ホワイトハウスは、実際の戦闘映像とフィクションの映画やビデオゲームを組み合わせた、過激で不快感を与えるプロパガンダ動画をインターネット上で展開している。これらの動画は、最近X(旧ツイッター)に投稿され、若い右翼的なアメリカ男性という特定の層を狙っている。
フィクションと現実の融合
発表された動画の一つは「JUSTICE THE AMERICAN WAY」と題し、『ブレイブハート』『グリーディアター』『アイアンマン』などのアクション映画の映像と、米国のイラン軍事目標への攻撃の実際の映像を混ぜている。動画は、エレクトロニック・ダンス・ミュージックのテンポの速い曲をバックに、ロ素・クロウやメル・ギブソンなどの映画スターのセリフを含んでいる。
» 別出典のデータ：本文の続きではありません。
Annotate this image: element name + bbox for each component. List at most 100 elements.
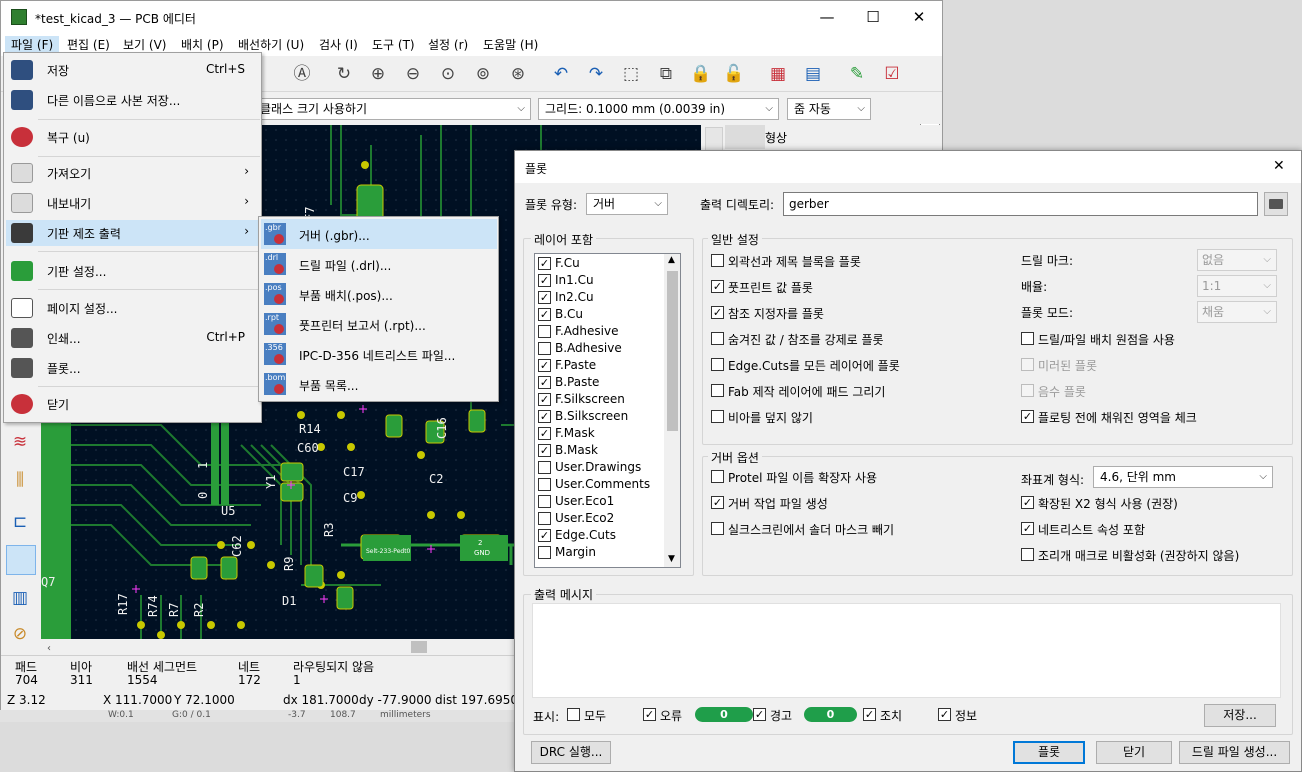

もう一つの動画は「Courtesy of the Red, White & Blue」と題し、『コール・オブ・デューティ』風の空爆要請から始まり、米国の爆撃がイランの目標を破壊する映像に移行する。この動画には、各破壊後に得点が表示されるヘッドアップディスプレイが含まれており、ビデオゲームの仕組みに似ている。
特定の層へのアピール
ホワイトハウスは、このようなプロパガンダ動画がオンライン右翼や極右層の人気があることを認識している。これらの動画は、1980年代や1990年代の音楽や映画のノスタルジアを反映しつつ、移民が少ない強力な産業基盤を持つ近い未来のアメリカを描いている。
一部の動画は、インターネット上のミームやアニメーションを用いている。2023年には、ロン・デサントス陣営のスタッフが、ネオナチに関連する象徴を含む、非公式のデサントス支持動画を制作したため解雇された。
プロパガンダと言論
ホワイトハウスの過激なプロパガンダは、米国防長官のピート・ヘグセスの言論と一致している。ヘグセスは、政治的正確性への批判と米軍の優位性の誇示を繰り返しており、退役軍人で保守系メディアの著名人でもある。
ヘグセスは、エルサレムの十字や「Deus Vult(神の意志)」というラテン語の紋章など、キリスト教ナショナリスト的なタトゥーを身につけている。このプロパガンダキャンペーンの戦略は、MAGA支持者の中でも少数ながら影響力のある層に訴えることに重点を置いている。
最近のNPR/PBS/Maristの調査によると、アメリカ人はイランへの攻撃に対して強く懐疑的であり、トランプ政権の戦争対応を支持する人はわずか36%にとどまっている。ホワイトハウスのメッセージは混乱し、自らの論理に閉じており、政権はアメリカ国民に戦争の必要性を説得することよりも、支持層の一部を落ち着かせることに注力している。
X(旧ツイッター)では、ユーザーがホワイトハウスの戦争プロパガンダ動画に対して、その粗末で血なまぐさ的な美意識を嘲笑っている。一部のユーザーは、イラン戦争を「オペレーション・エプシュタイン・ディストラクション」と呼んでおり、政権がMAGA運動の「アメリカ第一」の約束を裏切っていると批判している。
元ヘリテッジ財団のスタッフは、動画の一つにコメントし、「このプロパガンダは馬鹿げている。我々は大規模な移民送還、あなたが掲げた立法議程、そして戦争はもうやめろと望んでいる。」と述べた。
ホワイトハウスの戦略は、インターネット上に強く存在し、男性で、若い層で、外国干渉主義に懐疑的で、過去の中東の失敗に冷ややかなMAGA「ニュー・ライト」層に向けられている。しかし、この戦略の効果は不透明であり、ターゲット層はあまり満足していないようだ。